How does one subtly indicate the same level of racism as is demonstrated by church burnings and lynchings? Easy answer: one can’t. I expected the writer to deliver on his bizarre hypothesis, or at least make a heroic attempt. Nope. Instead we got…

  • A quote from  a black civil rights lawyer in Georgia and a past president of the Georgia NAACP, asserting that subtler discriminatory forces have “gotten into the system and corroded the arteries of the system,” and will require particularly nuanced legal challenges to “ferret out.” His evidence for that position?
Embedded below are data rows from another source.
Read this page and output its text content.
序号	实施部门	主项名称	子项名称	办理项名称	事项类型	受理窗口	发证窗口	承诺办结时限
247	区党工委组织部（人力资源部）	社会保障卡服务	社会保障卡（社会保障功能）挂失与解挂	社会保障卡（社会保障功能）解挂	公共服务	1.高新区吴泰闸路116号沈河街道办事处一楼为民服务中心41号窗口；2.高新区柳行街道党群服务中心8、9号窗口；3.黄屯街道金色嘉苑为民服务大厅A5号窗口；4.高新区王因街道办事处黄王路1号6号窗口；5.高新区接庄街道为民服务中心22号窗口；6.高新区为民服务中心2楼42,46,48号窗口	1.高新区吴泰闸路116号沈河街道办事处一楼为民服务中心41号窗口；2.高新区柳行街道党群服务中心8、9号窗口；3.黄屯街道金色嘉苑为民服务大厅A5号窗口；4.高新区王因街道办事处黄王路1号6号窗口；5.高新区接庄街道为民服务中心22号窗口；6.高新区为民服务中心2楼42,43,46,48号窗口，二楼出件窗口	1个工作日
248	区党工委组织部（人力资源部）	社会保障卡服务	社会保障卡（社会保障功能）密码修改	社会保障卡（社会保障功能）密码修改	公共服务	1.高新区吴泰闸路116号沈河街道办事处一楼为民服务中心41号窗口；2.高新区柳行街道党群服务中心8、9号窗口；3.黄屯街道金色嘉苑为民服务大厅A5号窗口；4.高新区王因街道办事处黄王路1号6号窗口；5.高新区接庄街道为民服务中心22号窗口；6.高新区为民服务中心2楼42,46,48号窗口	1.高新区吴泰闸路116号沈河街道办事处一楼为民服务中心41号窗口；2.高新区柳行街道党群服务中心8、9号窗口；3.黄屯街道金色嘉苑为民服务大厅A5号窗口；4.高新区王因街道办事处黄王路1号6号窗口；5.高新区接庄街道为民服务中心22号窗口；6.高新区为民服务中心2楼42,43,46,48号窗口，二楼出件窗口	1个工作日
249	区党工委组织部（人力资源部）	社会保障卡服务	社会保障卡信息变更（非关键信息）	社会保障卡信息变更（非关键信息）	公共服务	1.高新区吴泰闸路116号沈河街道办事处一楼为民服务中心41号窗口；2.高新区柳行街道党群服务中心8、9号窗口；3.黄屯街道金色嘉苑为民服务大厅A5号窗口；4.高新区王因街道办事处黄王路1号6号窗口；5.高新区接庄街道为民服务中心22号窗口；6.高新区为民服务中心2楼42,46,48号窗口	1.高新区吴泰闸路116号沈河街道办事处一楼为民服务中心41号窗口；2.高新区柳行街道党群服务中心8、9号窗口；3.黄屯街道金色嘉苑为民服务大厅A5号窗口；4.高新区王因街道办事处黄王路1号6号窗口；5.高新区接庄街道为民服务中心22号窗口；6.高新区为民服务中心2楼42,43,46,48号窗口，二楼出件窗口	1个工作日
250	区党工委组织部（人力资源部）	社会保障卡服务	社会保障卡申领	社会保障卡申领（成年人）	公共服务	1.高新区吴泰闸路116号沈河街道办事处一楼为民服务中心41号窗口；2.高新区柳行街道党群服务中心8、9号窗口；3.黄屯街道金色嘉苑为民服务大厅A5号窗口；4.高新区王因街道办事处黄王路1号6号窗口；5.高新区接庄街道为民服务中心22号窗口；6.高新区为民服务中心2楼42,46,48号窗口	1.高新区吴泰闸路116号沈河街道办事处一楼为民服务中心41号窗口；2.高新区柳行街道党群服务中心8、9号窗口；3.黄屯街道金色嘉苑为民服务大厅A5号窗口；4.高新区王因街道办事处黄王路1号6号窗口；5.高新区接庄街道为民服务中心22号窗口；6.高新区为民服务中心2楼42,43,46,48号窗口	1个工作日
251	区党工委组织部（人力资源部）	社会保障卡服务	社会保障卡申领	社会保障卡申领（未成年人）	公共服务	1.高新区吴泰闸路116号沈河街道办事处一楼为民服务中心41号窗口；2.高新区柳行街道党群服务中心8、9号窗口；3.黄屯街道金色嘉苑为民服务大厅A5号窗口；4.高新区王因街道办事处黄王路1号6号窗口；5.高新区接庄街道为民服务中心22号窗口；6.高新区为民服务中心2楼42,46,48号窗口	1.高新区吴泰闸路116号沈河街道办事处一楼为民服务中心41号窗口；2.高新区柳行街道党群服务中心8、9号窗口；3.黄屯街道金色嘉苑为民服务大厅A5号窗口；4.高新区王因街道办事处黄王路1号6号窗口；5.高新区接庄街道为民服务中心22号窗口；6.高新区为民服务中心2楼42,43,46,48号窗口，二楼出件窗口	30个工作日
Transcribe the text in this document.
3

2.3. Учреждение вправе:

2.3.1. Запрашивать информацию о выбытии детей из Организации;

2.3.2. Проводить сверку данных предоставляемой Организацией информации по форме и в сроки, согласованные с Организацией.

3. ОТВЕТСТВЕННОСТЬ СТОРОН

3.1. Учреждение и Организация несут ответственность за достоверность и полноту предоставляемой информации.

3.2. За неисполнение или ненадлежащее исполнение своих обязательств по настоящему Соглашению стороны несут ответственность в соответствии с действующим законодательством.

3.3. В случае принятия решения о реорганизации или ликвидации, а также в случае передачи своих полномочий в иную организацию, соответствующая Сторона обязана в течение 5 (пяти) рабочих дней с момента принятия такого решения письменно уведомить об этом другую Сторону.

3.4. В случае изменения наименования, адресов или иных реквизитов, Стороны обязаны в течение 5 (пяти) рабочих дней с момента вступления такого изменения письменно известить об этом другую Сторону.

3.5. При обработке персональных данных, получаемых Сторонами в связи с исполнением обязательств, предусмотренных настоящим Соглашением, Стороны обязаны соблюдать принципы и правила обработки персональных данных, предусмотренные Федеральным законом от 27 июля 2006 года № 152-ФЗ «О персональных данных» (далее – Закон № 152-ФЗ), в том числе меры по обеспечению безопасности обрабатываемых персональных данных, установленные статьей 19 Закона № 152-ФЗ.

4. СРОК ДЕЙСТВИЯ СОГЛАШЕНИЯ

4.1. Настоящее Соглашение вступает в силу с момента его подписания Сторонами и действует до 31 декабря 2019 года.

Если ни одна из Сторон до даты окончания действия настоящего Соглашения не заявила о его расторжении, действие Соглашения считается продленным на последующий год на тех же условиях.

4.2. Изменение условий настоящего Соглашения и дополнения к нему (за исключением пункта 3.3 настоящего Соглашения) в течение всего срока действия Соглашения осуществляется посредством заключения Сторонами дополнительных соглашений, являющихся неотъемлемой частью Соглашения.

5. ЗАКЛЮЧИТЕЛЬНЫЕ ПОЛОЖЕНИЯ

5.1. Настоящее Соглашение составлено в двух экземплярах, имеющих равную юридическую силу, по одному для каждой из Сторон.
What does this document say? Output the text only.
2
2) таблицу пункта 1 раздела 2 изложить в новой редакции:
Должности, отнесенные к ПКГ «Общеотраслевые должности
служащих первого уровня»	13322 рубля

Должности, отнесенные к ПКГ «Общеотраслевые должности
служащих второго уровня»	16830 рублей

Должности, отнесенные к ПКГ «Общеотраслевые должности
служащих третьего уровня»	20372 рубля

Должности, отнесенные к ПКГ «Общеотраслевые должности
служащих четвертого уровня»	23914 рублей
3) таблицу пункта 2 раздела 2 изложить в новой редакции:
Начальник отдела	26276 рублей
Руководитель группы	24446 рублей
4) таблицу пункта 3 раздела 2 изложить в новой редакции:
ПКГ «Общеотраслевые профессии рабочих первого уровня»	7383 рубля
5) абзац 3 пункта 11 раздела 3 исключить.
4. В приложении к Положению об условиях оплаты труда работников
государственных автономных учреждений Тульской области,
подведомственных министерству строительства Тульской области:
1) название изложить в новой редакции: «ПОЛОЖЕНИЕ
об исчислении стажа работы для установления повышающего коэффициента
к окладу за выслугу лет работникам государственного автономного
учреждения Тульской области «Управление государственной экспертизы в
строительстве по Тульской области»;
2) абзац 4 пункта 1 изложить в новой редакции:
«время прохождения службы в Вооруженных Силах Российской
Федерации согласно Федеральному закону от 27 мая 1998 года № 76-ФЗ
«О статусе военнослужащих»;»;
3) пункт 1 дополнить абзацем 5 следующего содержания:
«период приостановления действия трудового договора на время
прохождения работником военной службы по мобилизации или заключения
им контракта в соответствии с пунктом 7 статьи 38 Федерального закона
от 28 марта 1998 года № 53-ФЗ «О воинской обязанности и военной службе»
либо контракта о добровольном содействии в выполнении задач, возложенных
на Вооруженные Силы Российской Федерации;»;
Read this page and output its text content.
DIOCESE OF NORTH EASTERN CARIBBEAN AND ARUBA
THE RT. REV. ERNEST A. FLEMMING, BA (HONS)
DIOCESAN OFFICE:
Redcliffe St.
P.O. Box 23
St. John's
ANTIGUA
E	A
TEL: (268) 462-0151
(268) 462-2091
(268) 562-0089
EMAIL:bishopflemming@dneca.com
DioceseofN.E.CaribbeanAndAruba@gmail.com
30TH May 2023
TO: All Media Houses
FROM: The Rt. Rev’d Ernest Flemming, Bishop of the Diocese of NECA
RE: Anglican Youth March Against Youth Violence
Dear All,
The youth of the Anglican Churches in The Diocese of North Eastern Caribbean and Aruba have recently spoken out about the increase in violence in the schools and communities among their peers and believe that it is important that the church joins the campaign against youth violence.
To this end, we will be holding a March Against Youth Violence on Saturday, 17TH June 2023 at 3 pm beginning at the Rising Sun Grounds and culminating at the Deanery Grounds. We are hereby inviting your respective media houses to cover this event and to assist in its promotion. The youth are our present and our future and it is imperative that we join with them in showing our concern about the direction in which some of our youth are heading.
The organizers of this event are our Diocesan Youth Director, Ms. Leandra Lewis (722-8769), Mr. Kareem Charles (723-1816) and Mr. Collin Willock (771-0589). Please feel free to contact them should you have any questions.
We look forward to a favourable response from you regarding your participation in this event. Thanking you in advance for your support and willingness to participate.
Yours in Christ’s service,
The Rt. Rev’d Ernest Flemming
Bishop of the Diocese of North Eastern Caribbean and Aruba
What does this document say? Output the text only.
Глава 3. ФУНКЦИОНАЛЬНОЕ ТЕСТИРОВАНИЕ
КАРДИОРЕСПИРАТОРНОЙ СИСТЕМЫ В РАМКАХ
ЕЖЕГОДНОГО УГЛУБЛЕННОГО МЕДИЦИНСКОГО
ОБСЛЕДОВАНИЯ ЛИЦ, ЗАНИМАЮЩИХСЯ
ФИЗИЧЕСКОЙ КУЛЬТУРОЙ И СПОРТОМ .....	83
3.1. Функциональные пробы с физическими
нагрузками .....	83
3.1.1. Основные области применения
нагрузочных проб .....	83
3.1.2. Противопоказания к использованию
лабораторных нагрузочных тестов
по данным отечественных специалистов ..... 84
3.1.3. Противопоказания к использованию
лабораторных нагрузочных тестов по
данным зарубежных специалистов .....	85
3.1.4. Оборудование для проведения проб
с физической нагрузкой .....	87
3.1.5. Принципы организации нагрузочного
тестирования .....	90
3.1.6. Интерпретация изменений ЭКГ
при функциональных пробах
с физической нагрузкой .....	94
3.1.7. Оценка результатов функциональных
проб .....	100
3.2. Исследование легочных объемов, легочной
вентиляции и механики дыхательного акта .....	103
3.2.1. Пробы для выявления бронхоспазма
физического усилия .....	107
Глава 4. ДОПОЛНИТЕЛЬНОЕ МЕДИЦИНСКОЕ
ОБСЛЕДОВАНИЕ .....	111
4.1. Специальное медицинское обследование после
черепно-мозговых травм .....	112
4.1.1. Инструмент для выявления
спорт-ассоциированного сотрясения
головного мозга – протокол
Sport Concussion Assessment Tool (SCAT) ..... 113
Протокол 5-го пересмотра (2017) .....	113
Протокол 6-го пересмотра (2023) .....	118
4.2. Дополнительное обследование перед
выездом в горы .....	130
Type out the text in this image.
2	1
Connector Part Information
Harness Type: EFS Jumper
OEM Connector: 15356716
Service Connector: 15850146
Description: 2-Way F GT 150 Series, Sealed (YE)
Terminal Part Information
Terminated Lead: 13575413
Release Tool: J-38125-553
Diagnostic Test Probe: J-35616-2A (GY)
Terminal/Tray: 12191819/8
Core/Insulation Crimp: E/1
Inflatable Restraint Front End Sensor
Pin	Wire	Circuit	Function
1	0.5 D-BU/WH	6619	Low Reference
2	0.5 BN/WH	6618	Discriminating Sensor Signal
None.
  • ‘Some Black Southerners still feel that kind of racism deeply.” Well, since the mainstream media and Democrats keep insisting “that kind of racism” is pervasive, no wonder they “feel” that way.
  • A Georgetown Law professor who points to a single 1987  death penalty case and a 1986 SCOTUS decision on jury selection.
  • Statistics showing that black voting in Presidential had declined since Barack Obama was President. (Gee, how could that be?)
  • The fact that the Supreme Court finally struck down affirmative action in college admissions as discriminatory (which it is by definition).
  • The efforts by the Trump Administration to eliminate DEI programs, which are also discriminatory.

Amazingly, that’s it. That is the best the New York Times could muster to rebut Justice Alito’s majority opinion that the South has come a long way since 1965, too long a way to still treat it as an ongoing threat to black Americans’ access to the ballot box, and too long to regard most of the Voting Rights Act as fair and just in 2026.

The Left still maintains that racial discrimination by whites against blacks (that’s bad discrimination, while discrimination against white Americans is good discrimination) is a perpetual cultural norm, and claims this for two reasons. One is confirmation bias, and the other is that they want this to be true, indeed need it to be true. Justice Kagan, in her almost law-free dissent, wrote that trying to find smoking-gun evidence of racist motives in redistricting laws is “well-nigh impossible.” Her solution, and that of her ideological allies, is to assume racial prejudice without evidence.